IN BRUGES – LA COSCIENZA DELL’ASSASSINO di Martin McDonagh. Con Colin Farrell, Brendan Gleeson, Clémence Poésy, Ralph Fiennes. GB, Belgio, 2008. Drammatico.

Ispirato alla commedia di Harold Pinter Il calapranzi, In Bruges – La coscienza dell’assassino ha vinto un Golden Globe, un BAFTA ed un British Independent Film Award. I due killer irlandesi Ray e Ken vengono mandati dal loro capo nel piccolo paesino di Bruges, in Belgio, dove dovranno attendere ulteriori istruzioni. Se Ken si trova a proprio agio nel villaggio quasi da fiaba in cui si ritrovano, Ray si mostra da subito insofferente, nervoso, ansioso di tornare in città e, soprattutto, di mettere a tacere la propria coscienza, messa a dura prova da quella che è stata la sua prima esperienza come sicario.

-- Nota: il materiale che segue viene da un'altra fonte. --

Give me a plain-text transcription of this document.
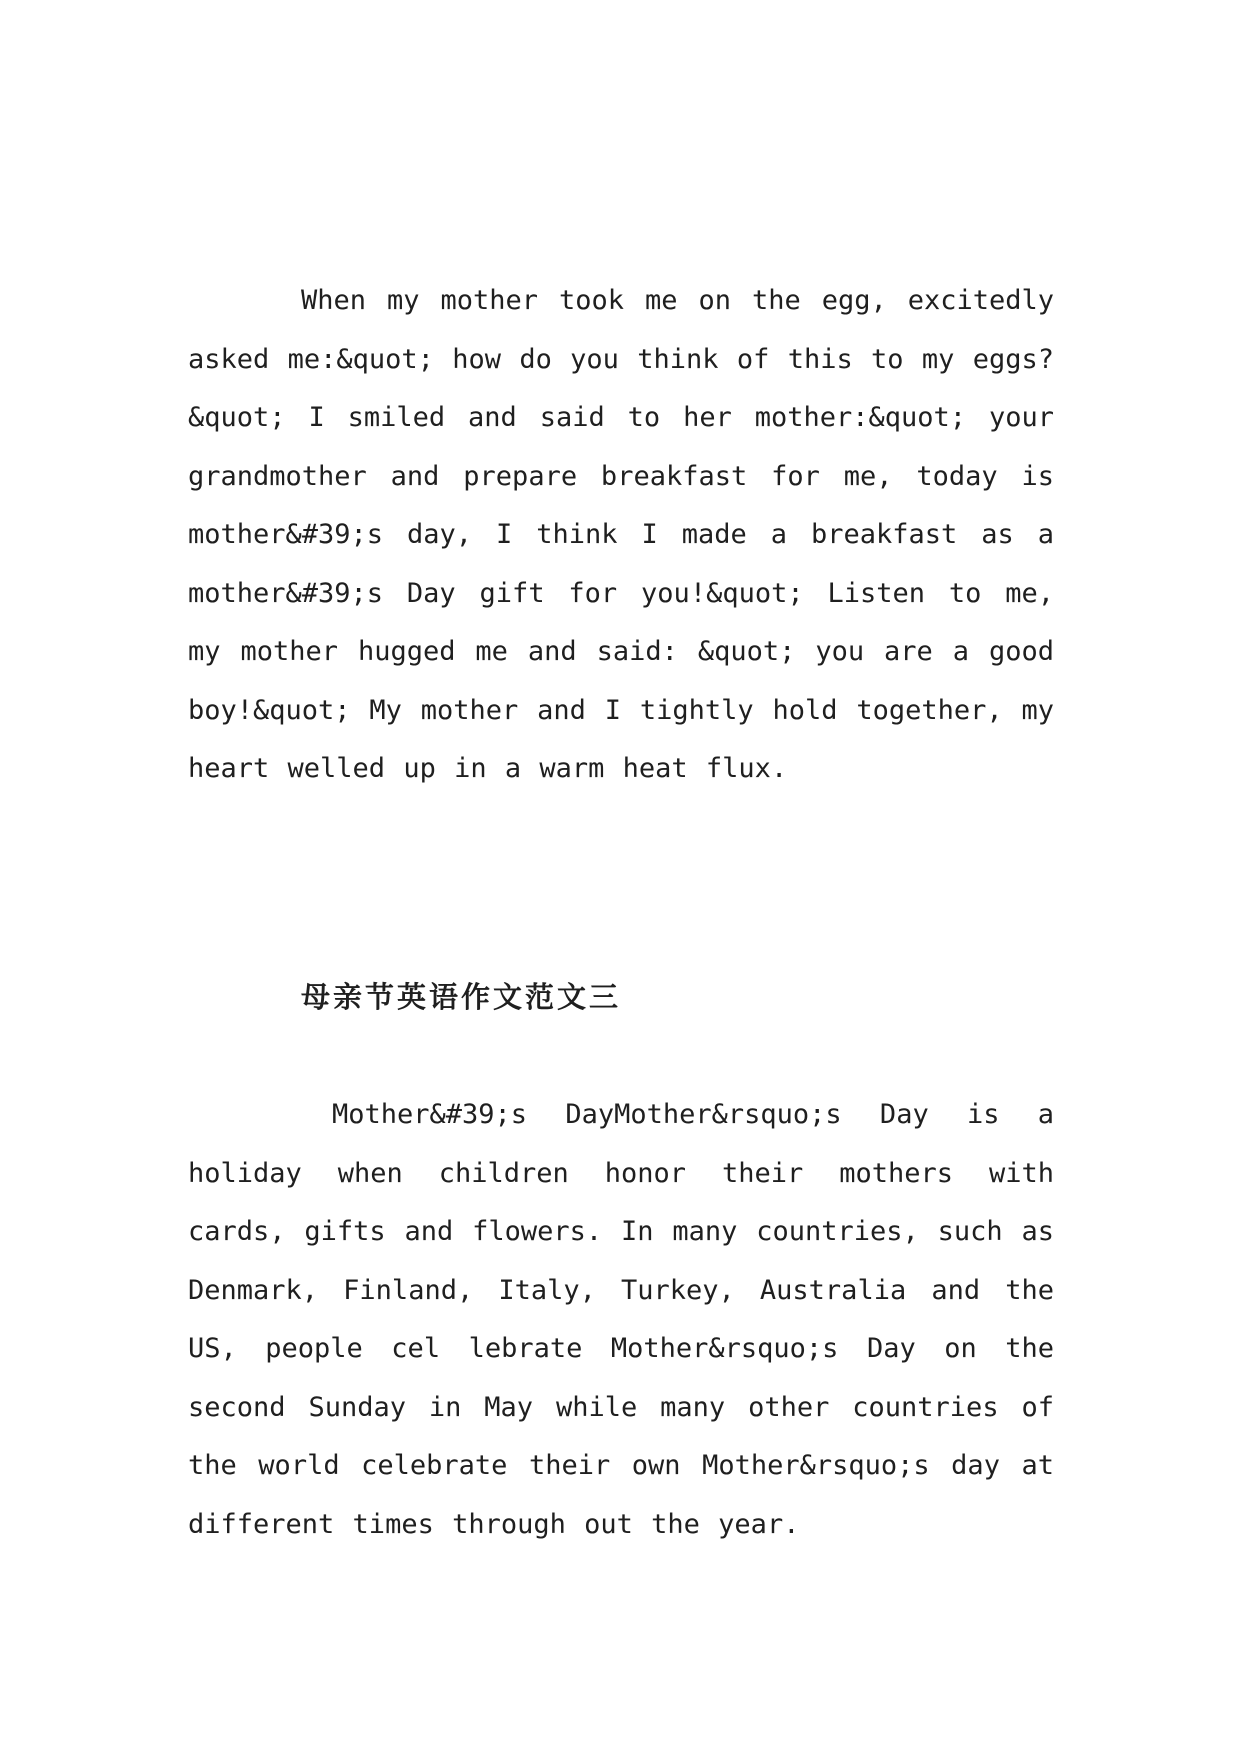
When my mother took me on the egg, excitedly asked me:&quot; how do you think of this to my eggs?&quot; I smiled and said to her mother:&quot; your grandmother and prepare breakfast for me, today is mother&#39;s day, I think I made a breakfast as a mother&#39;s Day gift for you!&quot; Listen to me, my mother hugged me and said: &quot; you are a good boy!&quot; My mother and I tightly hold together, my heart welled up in a warm heat flux.

母亲节英语作文范文三

Mother&#39;s DayMother&rsquo;s Day is a holiday when children honor their mothers with cards, gifts and flowers. In many countries, such as Denmark, Finland, Italy, Turkey, Australia and the US, people cel lebrate Mother&rsquo;s Day on the second Sunday in May while many other countries of the world celebrate their own Mother&rsquo;s day at different times through out the year.
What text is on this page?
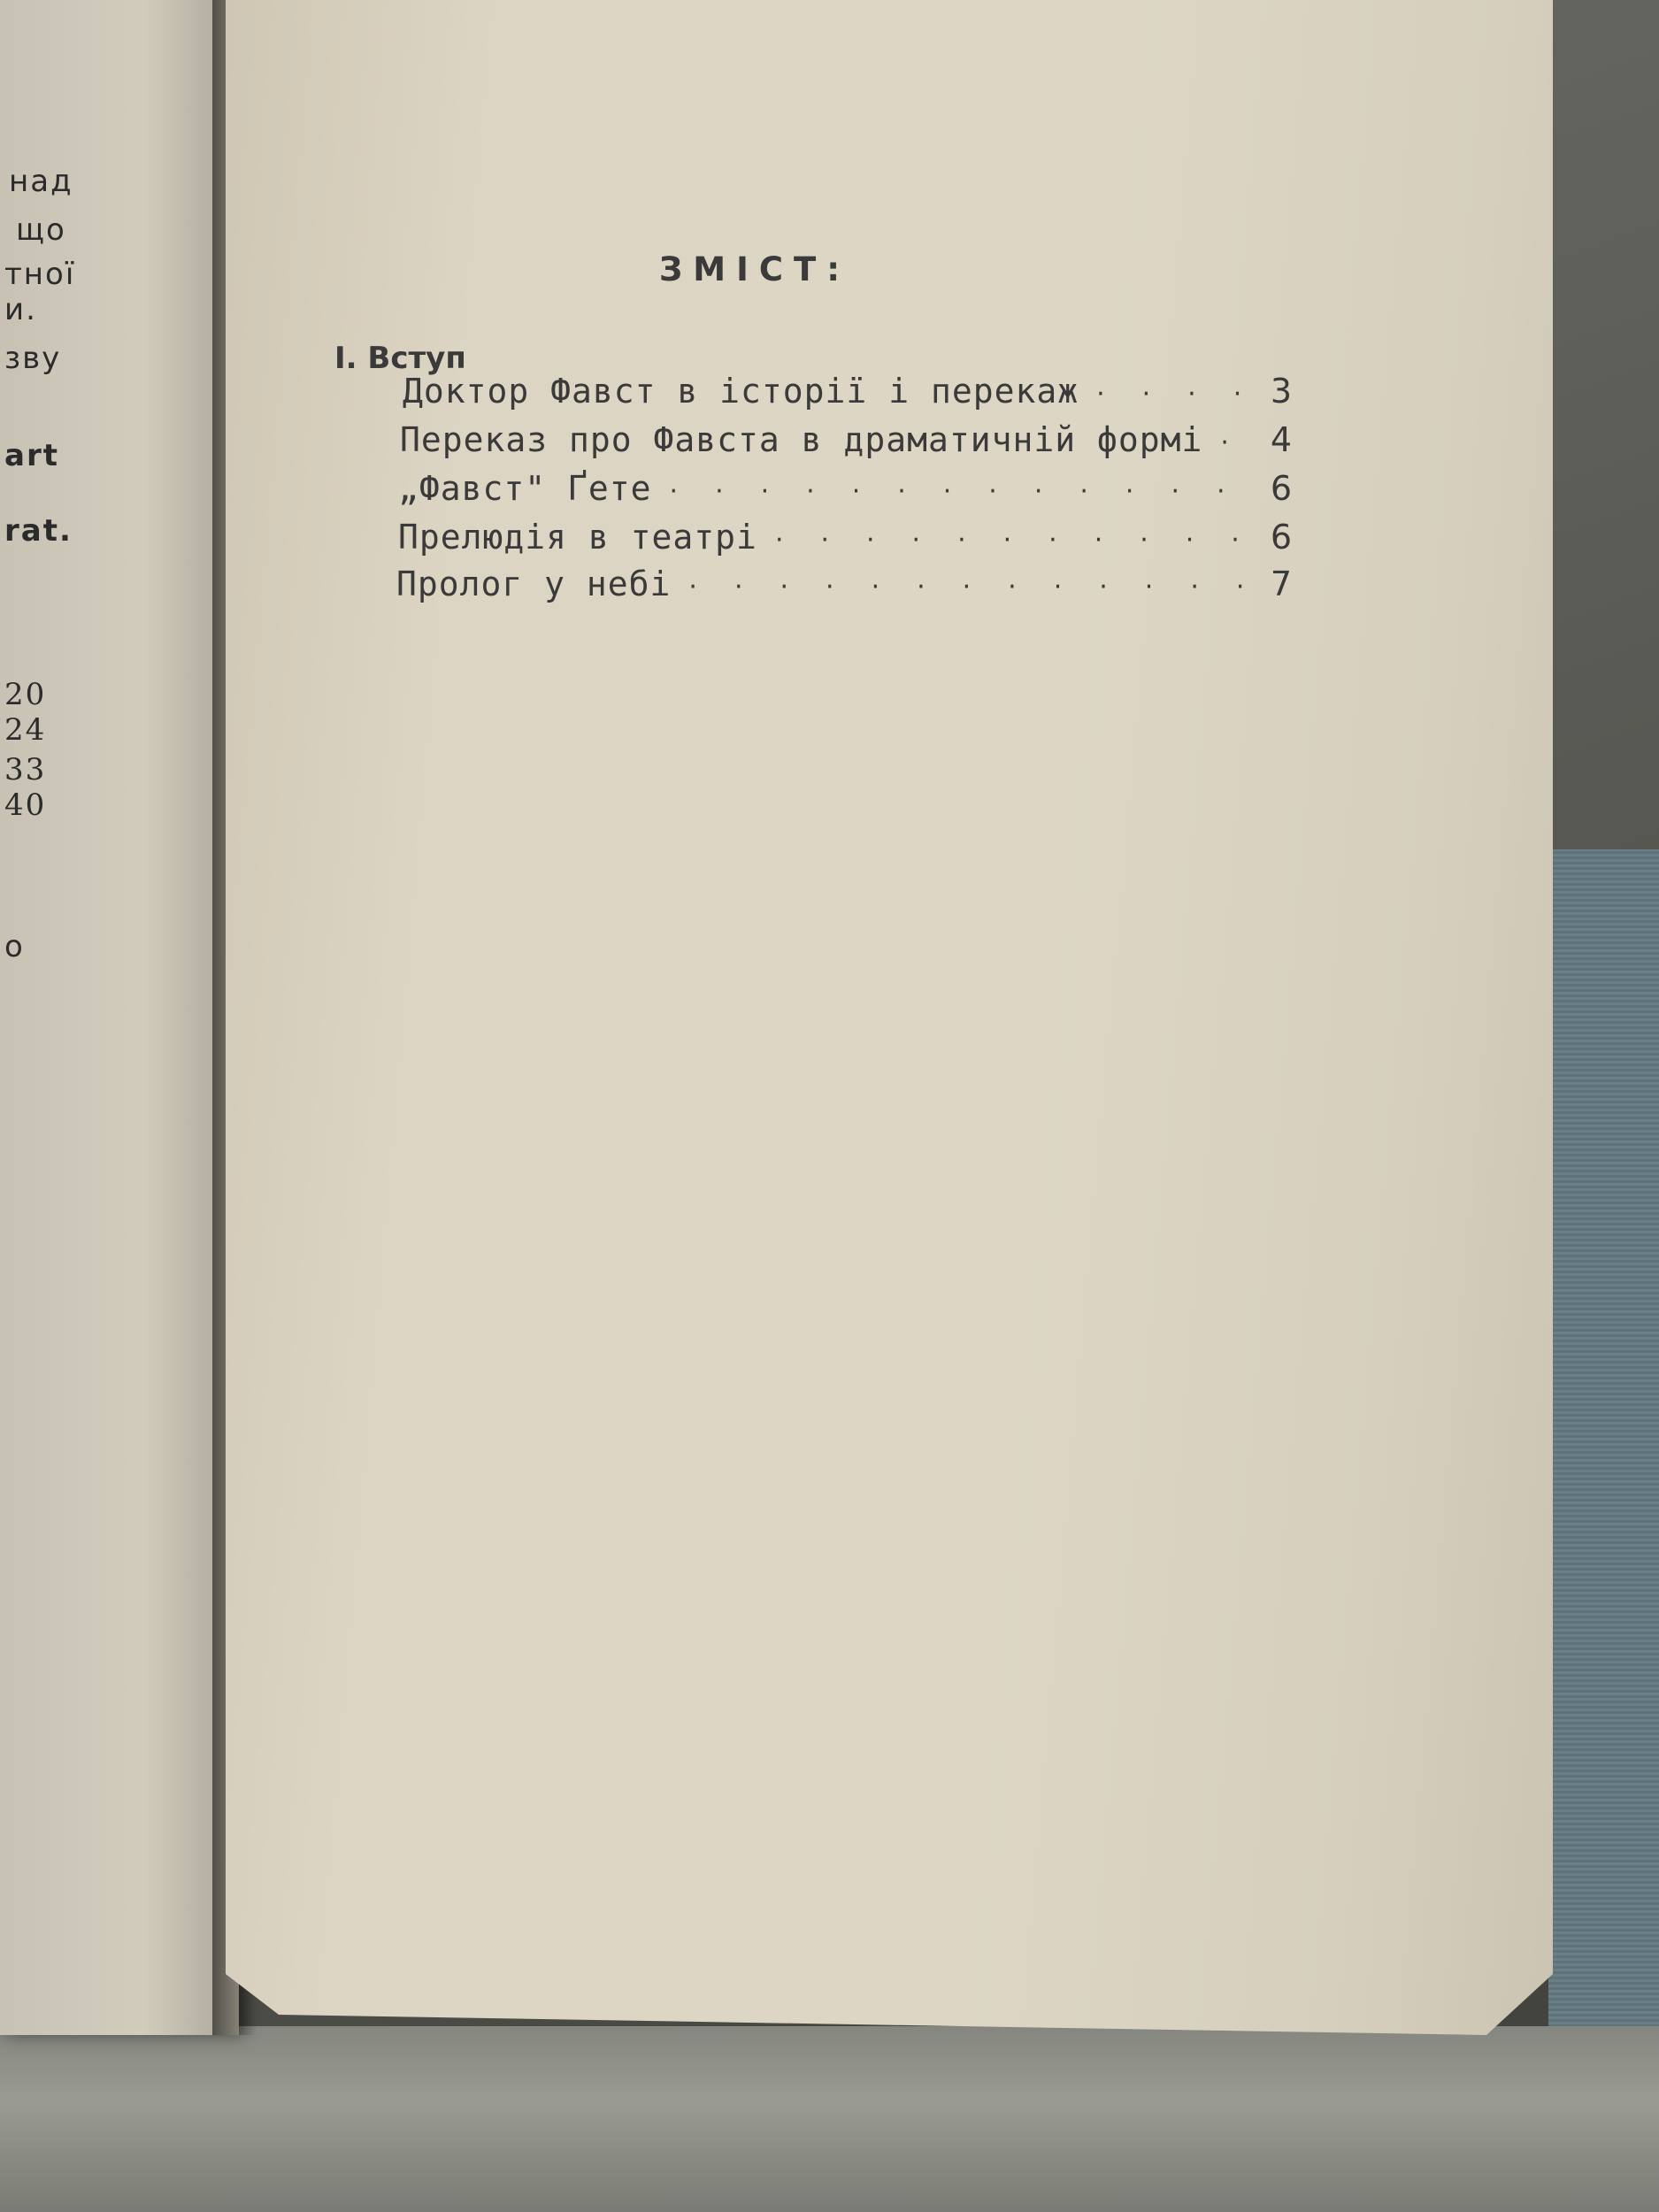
над
що
тної
и.
зву
art
rat.
20
24
33
40
o
ЗМІСТ:
І. Вступ
Доктор Фавст в історії і перекаж ·····	3
Переказ про Фавста в драматичній формі ·····	4
„Фавст" Ґете ·····	6
Прелюдія в театрі ·····	6
Пролог у небі ·····	7
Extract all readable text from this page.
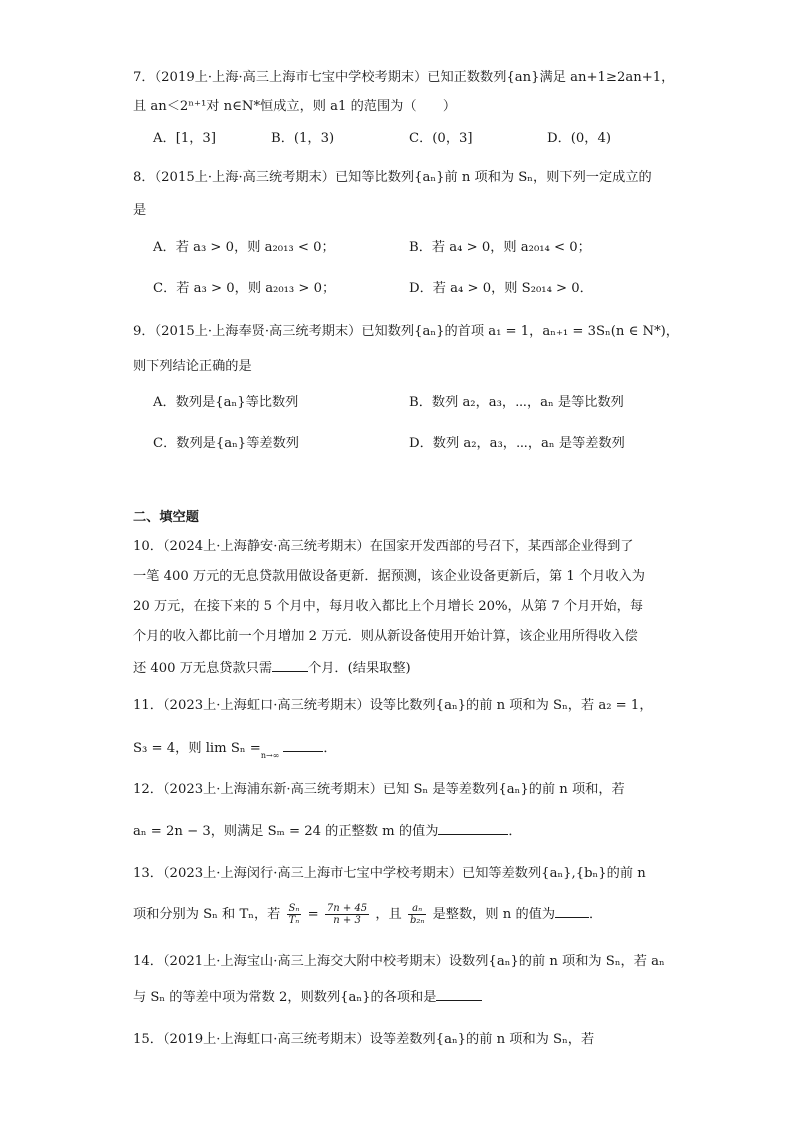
7．（2019上·上海·高三上海市七宝中学校考期末）已知正数数列{an}满足 an+1≥2an+1，
且 an＜2ⁿ⁺¹对 n∈N*恒成立，则 a1 的范围为（　　）
A．[1，3]	B．(1，3)	C．(0，3]	D．(0，4)
8．（2015上·上海·高三统考期末）已知等比数列{aₙ}前 n 项和为 Sₙ，则下列一定成立的
是
A．若 a₃ > 0，则 a₂₀₁₃ < 0；	B．若 a₄ > 0，则 a₂₀₁₄ < 0；
C．若 a₃ > 0，则 a₂₀₁₃ > 0；	D．若 a₄ > 0，则 S₂₀₁₄ > 0．
9．（2015上·上海奉贤·高三统考期末）已知数列{aₙ}的首项 a₁ = 1，aₙ₊₁ = 3Sₙ(n ∈ N*)，
则下列结论正确的是
A．数列是{aₙ}等比数列	B．数列 a₂，a₃，⋯，aₙ 是等比数列
C．数列是{aₙ}等差数列	D．数列 a₂，a₃，⋯，aₙ 是等差数列
二、填空题
10．（2024上·上海静安·高三统考期末）在国家开发西部的号召下，某西部企业得到了
一笔 400 万元的无息贷款用做设备更新．据预测，该企业设备更新后，第 1 个月收入为
20 万元，在接下来的 5 个月中，每月收入都比上个月增长 20%，从第 7 个月开始，每
个月的收入都比前一个月增加 2 万元．则从新设备使用开始计算，该企业用所得收入偿
还 400 万无息贷款只需	个月．(结果取整)
11．（2023上·上海虹口·高三统考期末）设等比数列{aₙ}的前 n 项和为 Sₙ，若 a₂ = 1，
S₃ = 4，则 $\lim S_n =_{n\to\infty}$	．
12．（2023上·上海浦东新·高三统考期末）已知 Sₙ 是等差数列{aₙ}的前 n 项和，若
aₙ = 2n − 3，则满足 Sₘ = 24 的正整数 m 的值为	．
13．（2023上·上海闵行·高三上海市七宝中学校考期末）已知等差数列{aₙ},{bₙ}的前 n
项和分别为 Sₙ 和 Tₙ，若 $\frac{\text{Sₙ}}{\text{Tₙ}} = \frac{7n + 45}{n + 3}$ ，且 $\frac{\text{aₙ}}{\text{b₂ₙ}}$ 是整数，则 n 的值为	．
14．（2021上·上海宝山·高三上海交大附中校考期末）设数列{aₙ}的前 n 项和为 Sₙ，若 aₙ
与 Sₙ 的等差中项为常数 2，则数列{aₙ}的各项和是
15．（2019上·上海虹口·高三统考期末）设等差数列{aₙ}的前 n 项和为 Sₙ，若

Sicuramente una commedia anomala, quella di McDonagh, presentato al Sundance Film Festival del 2008 e che è riuscito ad ottenere anche una nomination agli Oscar 2009 come Miglior Sceneggiatura Originale (premio vinto poi da Milk). Difficile da raccontare, spesso difficile da capire, In Bruges – La coscienza dell’assassino non ha certo uno sviluppo lineare, né per altro una trama vera e propria, ma si limita ad osservare quasi con discrezione le (dis)avventure di due killer trapiantati improvvisamente in un contesto a loro del tutto estraneo, quello della splendida cittadina medievale di Bruges. Qui, bene o male, i due si trovano costretti a guardarsi dentro, ad interrogarsi sulle proprie scelte e sulle proprie vite. Al centro del film principalmente il dramma di Ray, killer ottimamente interpretato da Colin Farrell, che ha sulla coscienza un prete ed un bambino, ma che appare comunque più capace del più anziano collega Ken (splendido Gleeson) di ricostruirsi una vita. Fra scene oniriche a metà fra Herzog e Fellini ed un citazionismo che guarda in modo particolare A Venezia…un dicembre rosso shocking di Roeg ed a L’infernale Quinlan di Welles, In Bruges rimane sempre a cavallo fra più generi, in una commedia amara che lascia spazio a scene di azione e drammi esistenziali. I personaggi di contorno sono talmente grotteschi da ricordare le inquietudini di un Bergman o di un Lynch: dall’attore nano di Jordan Prentice al ladro imbranato di Jérémie Renier, passando per il turista canadese di Zeljko Ivanenko fino al villain del film, lo squilibrato e spietato Harry Waters interpretato da Ralph Fiennes, ulteriore tocco di follia ad un contesto assolutamente eterogeneo, in una cacofonia di voci talmente discordanti fra di sé da riuscire a formare un’armonia unica ed originale. A tratti lento, ad altri quasi incomprensibile, In Bruges – La coscienza dell’assassino rimane comunque un’ottima prova di regia, di sceneggiatura, di interpretazione: scivolando pian piano in quel che rimane della coscienza dei due killer, fra scene assolutamente incredibili (si prenda ad esempio quella nel parco) e personaggi ai margini di un’esistenza priva di qualsivoglia ottimismo, lo spettatore si ritrova volente o nolente appassionato ad una vicenda che fra monotonia e momenti assolutamente fuori dall’ordinario riesce a coinvolgere. Se non altro, un film decisamente interessante.